Acyl-carrier protein - Phosphopantetheinyltransferase partnerships in fungal fatty acid synthases

Authors: CRAWFORD, JASON - JOHNS HOPKINS UNIV; VAGSTAD, ANNA - JOHNS HOPKINS UNIV; Ehrlich, Kenneth; UDWARY, DANIEL - JOHNS HOPKINS UNIV; TOWNSEND, CRAIG - JOHNS HOPKINS UNIV

Submitted to: ChemBioChem
Publication Type: Peer Reviewed Journal
Publication Acceptance Date: 2/1/2008
Publication Date: 5/15/2008
Citation: Crawford, J.M., Vagstad, A.L., Ehrlich, K., Udwary, D.W., Townsend, C.A. 2008. Acyl-carrier protein - Phosphopantetheinyltransferase partnerships in fungal fatty acid synthases. ChemBioChem. 9(10):1559-1563.

Interpretive Summary: Production of the agricultural toxins called aflatoxins in foods and feeds begins with the chemical synthesis of a fatty acid. This fatty acid is then incorporated into a larger molecule by the action of two enzymes. The first, a fatty acid synthase, makes the fatty acid and binds to the second enzyme, called a polyketide synthase. When the two enzymes bind to each other, the fatty acid is transferred to the polyketide. The transfer requires a special molecular “arm” to help carry the fatty acid to the polyketide synthase. This arm is made by two specialized proteins in the fungal cell. One is necessary for all processes that require such an arm, including aflatoxin biosynthesis. The second is part of the aflatoxin specialized fatty acid synthase. This only is able to transfer the fatty acid to the polyketide synthase and cannot carry out any other function. This knowledge is not only important in understanding the beginning steps of aflatoxin synthesis, but also may be a potential target for preventing aflatoxin biosynthesis. A second important finding in the paper is a correction of the previously reported sequence for one of the subunits of the fatty acid synthase.

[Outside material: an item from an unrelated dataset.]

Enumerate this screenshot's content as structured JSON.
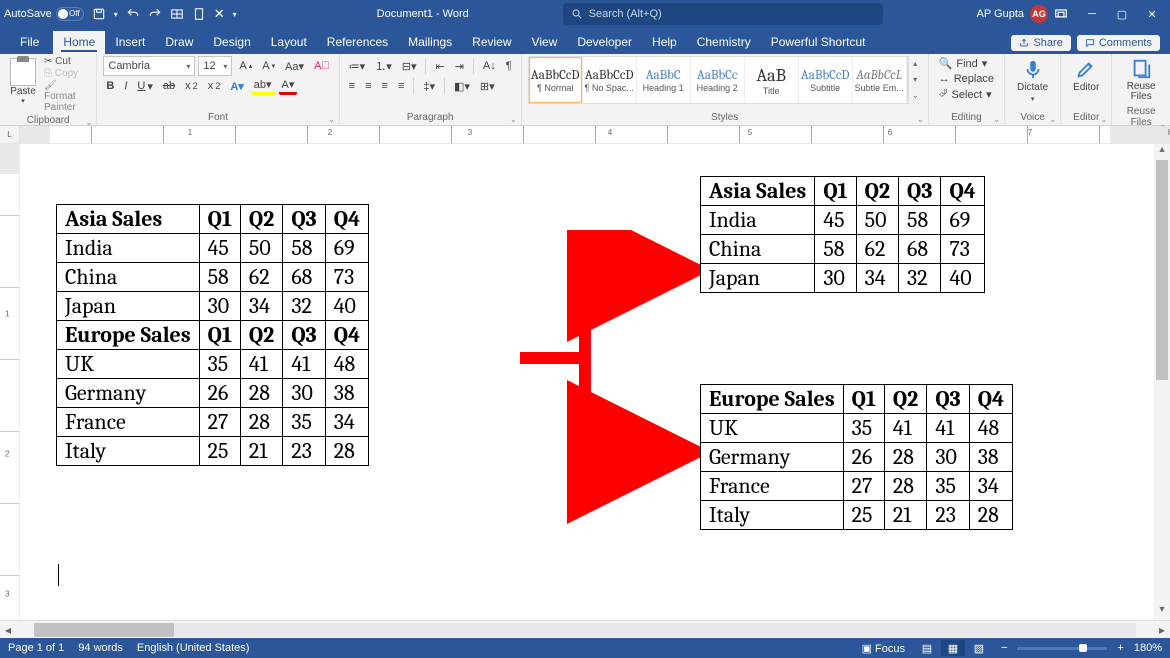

Technical Abstract: The synthesis of fatty acids is an essential primary metabolic process for energy storage and cellular structural integrity. Assembly of saturated fatty acids is achieved by fatty acid synthases (FASs) that combine acetyl- and malonyl-CoAs by repetitive decarboxylative Claisen condensations with subsequent reduction and dehydration steps. In mammals, seven catalytic domains are encoded by a single gene giving rise to an A2-homodimeric protein. The acyl-carrier protein (ACP) tethers the growing fatty acid during the iterative catalytic cycle. Such attachment fosters high effective substrate concentrations during the synthesis. In fungi, however, eight catalytic domains are divided between two subunits, and an architecturally distinct A6B6 canonical complex releases the final product as a CoA ester rather than as a free-acid, as occurswith animal FASs. Several examples are known in fungi where dedicated FASs have evolved to interact with polyketide synthases (PKSs) in secondary metabolic pathways. For example, norsolorinic acid synthase (NorS) is comprised of a pair of fatty acid subunits, HexA and HexB, that synthesize a C6-fatty acid starter unit to prime the associated PKS, PksA, in the formation of the aflatoxin precursor, norsolorinic acid. (These subunits associate into an approximately 1.4 MDa species as determined by size exclusion chromatography, and they are thought to form an A2B2Y2 complex that is quite distinct from the FAS of primary fungal metabolism. Hexanoyl-CoA was not detected as a free intermediate in in vitro assays, suggesting, but not proving, that a direct transfer could take place between the FAS and PKS subunits. A starter unit: ACP transacylase (SAT) domain in the accompanying PKS was identified that exhibited C6- chain length specificity and catalyzed transfer to the PksA ACP to bridge fatty acid and polyketide synthesis. Such drastic differences in the protein organization of primary and secondary metabolic FASs reflect different evolutionary histories.